Bereits 2010 hatte sich der Club mit seinem Projekt "Treffpunkt statt Brennpunkt" beworben - und nach dem silbernen Stern im Saarland bundesweit den zweiten Platz erreicht. "Wir sind eine Anlaufstelle für alle, für Kinder, Jugendliche und Erwachsene. Es dreht sich bei uns nicht nur um Judo ", sagt Bock. Das neue Projekt bezieht sich vor allem auf die Jüngeren. Sie kommen nicht nur her, um gemeinsam Sport zu treiben. Auf der Folsterhöhe wird dem Nachwuchs auch darüber hinaus einiges geboten. "Das Ganze ist als offene Kinder- und Jugendarbeit ausgerichtet. Wir wollen die Kinder beim Einstieg in das gesellschaftliche Leben unterstützen, ihnen helfen, sich zu orientieren und Perspektiven aufzeigen. Dazu reichen schon einfache Dinge. Neben der sportlichen Betätigung bringen wir den Kindern zum Beispiel bei, eigene Gärten anzulegen, oder sie haben bei uns die Möglichkeit, eine eigene Zeitung herzustellen", nennt Bock Aspekte des Projekts. "In der heutigen Gesellschaft kümmern sich die Menschen immer weniger umeinander. Wir müssen einfach lernen, die vorhandenen Potenziale an die nächste Generation weiterzugeben."

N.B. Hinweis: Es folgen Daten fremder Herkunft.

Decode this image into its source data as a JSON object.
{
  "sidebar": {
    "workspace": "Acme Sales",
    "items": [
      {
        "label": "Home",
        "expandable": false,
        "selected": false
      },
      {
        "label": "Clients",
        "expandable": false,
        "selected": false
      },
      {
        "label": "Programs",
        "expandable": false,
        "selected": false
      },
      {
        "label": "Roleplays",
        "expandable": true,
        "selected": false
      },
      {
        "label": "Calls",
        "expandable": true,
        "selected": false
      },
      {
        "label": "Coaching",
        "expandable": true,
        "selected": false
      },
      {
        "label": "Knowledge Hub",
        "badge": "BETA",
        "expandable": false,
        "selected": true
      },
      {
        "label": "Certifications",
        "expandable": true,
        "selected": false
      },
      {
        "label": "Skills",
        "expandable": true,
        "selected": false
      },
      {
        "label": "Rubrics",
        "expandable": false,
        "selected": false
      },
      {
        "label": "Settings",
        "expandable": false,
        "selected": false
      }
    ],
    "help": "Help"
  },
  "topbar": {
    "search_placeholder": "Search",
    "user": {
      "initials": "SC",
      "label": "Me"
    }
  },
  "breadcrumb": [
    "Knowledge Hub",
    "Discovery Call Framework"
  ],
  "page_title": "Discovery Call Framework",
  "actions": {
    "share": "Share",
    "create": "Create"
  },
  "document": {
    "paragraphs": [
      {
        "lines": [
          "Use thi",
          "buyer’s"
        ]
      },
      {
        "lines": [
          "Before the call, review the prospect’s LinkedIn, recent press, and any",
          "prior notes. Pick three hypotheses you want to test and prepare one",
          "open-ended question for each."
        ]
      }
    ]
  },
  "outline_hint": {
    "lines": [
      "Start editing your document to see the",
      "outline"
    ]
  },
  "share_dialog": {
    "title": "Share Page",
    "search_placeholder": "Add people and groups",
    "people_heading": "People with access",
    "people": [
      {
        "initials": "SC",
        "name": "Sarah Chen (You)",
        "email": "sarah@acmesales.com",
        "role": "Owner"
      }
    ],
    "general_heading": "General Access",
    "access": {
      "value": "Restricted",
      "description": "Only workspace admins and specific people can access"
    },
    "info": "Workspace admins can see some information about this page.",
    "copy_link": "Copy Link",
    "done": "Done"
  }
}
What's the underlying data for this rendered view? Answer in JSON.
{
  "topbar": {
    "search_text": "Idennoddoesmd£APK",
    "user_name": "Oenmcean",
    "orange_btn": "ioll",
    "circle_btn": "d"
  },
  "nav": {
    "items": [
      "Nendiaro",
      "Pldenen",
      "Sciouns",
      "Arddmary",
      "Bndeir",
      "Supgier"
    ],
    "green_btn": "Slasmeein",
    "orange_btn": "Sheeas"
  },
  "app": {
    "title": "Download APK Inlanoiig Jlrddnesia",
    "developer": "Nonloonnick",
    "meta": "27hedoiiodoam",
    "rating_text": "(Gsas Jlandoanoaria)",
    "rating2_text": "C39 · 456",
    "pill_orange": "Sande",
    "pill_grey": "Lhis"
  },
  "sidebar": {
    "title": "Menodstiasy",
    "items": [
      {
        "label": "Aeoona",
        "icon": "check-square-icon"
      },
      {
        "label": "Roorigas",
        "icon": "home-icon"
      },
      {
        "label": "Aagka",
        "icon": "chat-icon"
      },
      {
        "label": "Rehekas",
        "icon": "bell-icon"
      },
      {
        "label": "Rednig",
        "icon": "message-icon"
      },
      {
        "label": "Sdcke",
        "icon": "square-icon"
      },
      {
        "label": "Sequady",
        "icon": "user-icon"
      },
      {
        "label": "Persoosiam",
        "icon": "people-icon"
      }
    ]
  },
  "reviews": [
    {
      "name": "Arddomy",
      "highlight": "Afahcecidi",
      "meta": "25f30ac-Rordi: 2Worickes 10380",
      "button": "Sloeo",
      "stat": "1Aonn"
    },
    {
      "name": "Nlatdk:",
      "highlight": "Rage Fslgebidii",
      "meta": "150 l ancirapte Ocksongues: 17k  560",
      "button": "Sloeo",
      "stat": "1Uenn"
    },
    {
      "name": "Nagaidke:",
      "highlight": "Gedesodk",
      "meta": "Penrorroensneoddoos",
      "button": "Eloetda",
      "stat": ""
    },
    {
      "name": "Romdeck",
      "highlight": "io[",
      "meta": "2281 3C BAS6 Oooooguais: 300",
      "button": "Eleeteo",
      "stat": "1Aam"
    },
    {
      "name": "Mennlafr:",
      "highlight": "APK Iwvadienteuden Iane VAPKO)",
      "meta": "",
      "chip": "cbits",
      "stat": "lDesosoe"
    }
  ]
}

Auf der Folsterhöhe, die als Wohngebiet nicht den besten Ruf genießt, steht der Judoclub mit rund 350 Mitgliedern jedem, der möchte, mit Rat und Tat zur Seite - und bietet gerade für sozial schwächer gestellte Menschen eine wichtige Anlaufstelle. Mit dem Preisgeld von 1000 Euro, das durch Platz drei bei den Sternen des Sports in die Kasse fließt, wird der Verein zwei neue Teleskope anschaffen. So können sich die Kinder schon mal darin üben, nach den Sternen zu greifen.